The sweet, of course, is liberation. Early revelry presented opportunities for political rallies to give voting instructions to newly freed African Americans. Also, baseball games, fishing, rodeos, street fairs and, of course, cookouts. Much later, black people tied the holiday to fighting for civil rights. In 1968, called by Dr. Martin Luther King and, after his assassination, led by Rev. Ralph Abernathy and Coretta Scott King, the Southern Christian Leadership Conference made June 19 the Solidarity Day of the Poor People’s Campaign. Nowadays, in addition to a good time outdoors, there’s teaching African-American heritage, arts and literature showcases, and more. As Karen M. Thomas intoned in Emerge, “Community leaders have latched on to [Juneteenth] to help instill a sense of…pride in black youth”.

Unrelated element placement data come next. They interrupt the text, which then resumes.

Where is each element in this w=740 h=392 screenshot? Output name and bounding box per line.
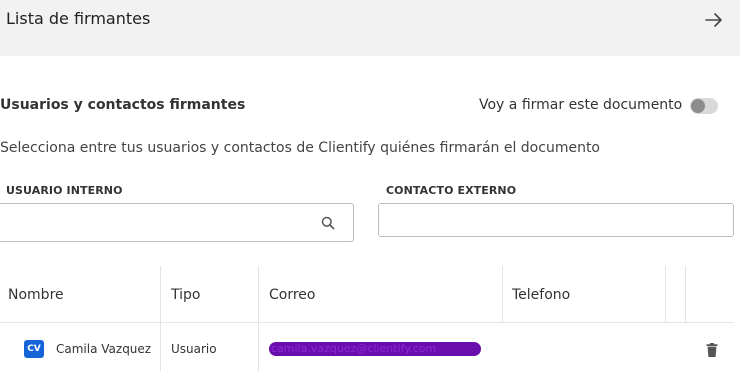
signer-type: Usuario xyxy=(171,342,217,356)
panel-title: Lista de firmantes xyxy=(6,9,151,28)
column-divider xyxy=(258,266,259,371)
internal-user-input[interactable] xyxy=(0,204,353,241)
arrow-right-icon[interactable] xyxy=(704,10,724,30)
panel-header: Lista de firmantes xyxy=(0,0,740,56)
external-contact-input[interactable] xyxy=(379,204,733,236)
signer-name: Camila Vazquez xyxy=(56,342,152,356)
signer-email-redacted: camila.vazquez@clientify.com xyxy=(269,342,481,356)
self-sign-label: Voy a firmar este documento xyxy=(479,97,683,113)
section-title: Usuarios y contactos firmantes xyxy=(0,97,246,113)
signers-table: Nombre Tipo Correo Telefono CV Camila Va… xyxy=(0,266,740,392)
column-divider xyxy=(665,266,666,323)
column-divider xyxy=(685,266,686,323)
column-header-name: Nombre xyxy=(8,287,64,303)
column-divider xyxy=(160,266,161,371)
self-sign-toggle[interactable] xyxy=(690,98,718,114)
header-separator xyxy=(0,322,734,323)
external-contact-label: CONTACTO EXTERNO xyxy=(386,184,517,197)
column-header-phone: Telefono xyxy=(512,287,571,303)
internal-user-field xyxy=(0,203,354,242)
external-contact-field xyxy=(378,203,734,237)
column-divider xyxy=(502,266,503,323)
column-header-email: Correo xyxy=(269,287,316,303)
toggle-knob xyxy=(691,99,705,113)
internal-user-label: USUARIO INTERNO xyxy=(6,184,123,197)
avatar: CV xyxy=(24,340,44,358)
trash-icon[interactable] xyxy=(706,343,718,357)
section-description: Selecciona entre tus usuarios y contacto… xyxy=(0,140,600,156)
column-header-type: Tipo xyxy=(171,287,201,303)
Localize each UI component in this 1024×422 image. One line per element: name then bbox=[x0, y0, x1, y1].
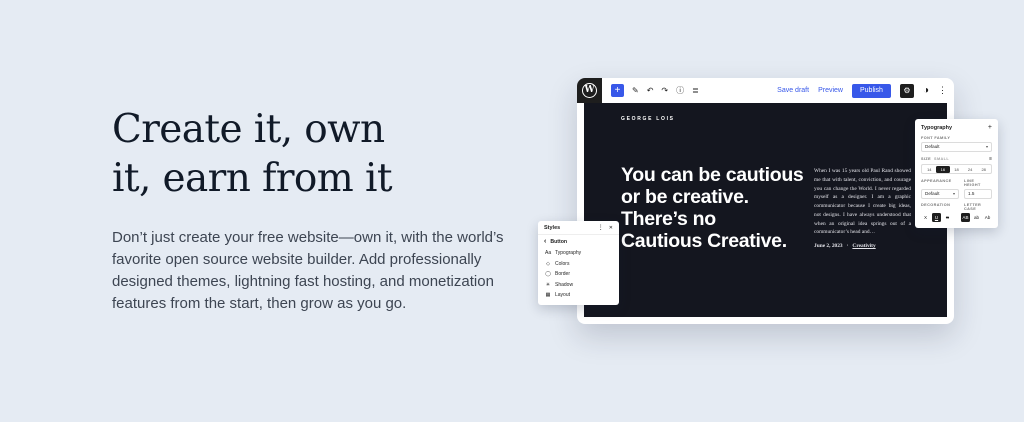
options-kebab-icon[interactable]: ⋮ bbox=[938, 86, 947, 95]
styles-back-label: Button bbox=[550, 238, 568, 245]
quote-heading-block[interactable]: You can be cautious or be creative. Ther… bbox=[621, 164, 804, 253]
font-family-label: FONT FAMILY bbox=[921, 135, 951, 140]
font-size-segmented-control: 14 16 18 24 28 bbox=[921, 164, 992, 174]
site-title-block[interactable]: GEORGE LOIS bbox=[621, 116, 675, 122]
block-inserter-button[interactable]: + bbox=[611, 84, 624, 97]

The bitter is how it came to be named. Abe Lincoln’s Emancipation Proclamation was issued January 1, 1863 (in Delaware and Kentucky slavery remained legal for another six months). There was no mass media except newspapers, which slaves had been forbidden to read. Consequently, most, still illiterate, had to get the news by word of mouth. Texas owners, slick as sin, pulled a fast one and simply didn’t let their slaves know. They went right on conducting business as usual, brutally abusing them. Typical conditions in which slaves subsisted, like the other chattel, were unsanitary. Nutrition was poor, the labor ceaseless. This environment rendered them susceptible to human disease which went inadequately treated. Texas had an estimated 250,000 slaves in 1865 when, on June 19th, Union Army Major General Gordon Granger marched his troops into Galveston, Texas and ruined the scam, liberating the last of the enslaved men, women and children. It bears noting that while historic propaganda claims legendary defenders at the Alamo were valiant freedom fighters, one of the principles they were standing for against Mexico was the right to own slaves.
So, Texas was dragged into civilized society. Well, you take the good any way you can get it, even if it was two and a half years after the fact. Accordingly, why not see if you can make time to join in on one of the many Juneteenth jubilees. There’s bound to be one near you. This is an opportunity to echo the joy of those who, way back then, finally saw the freedom no black person should have ever been denied in the first place.
Dwight Hobbes is a long-time Twin Cities journalist and essayist.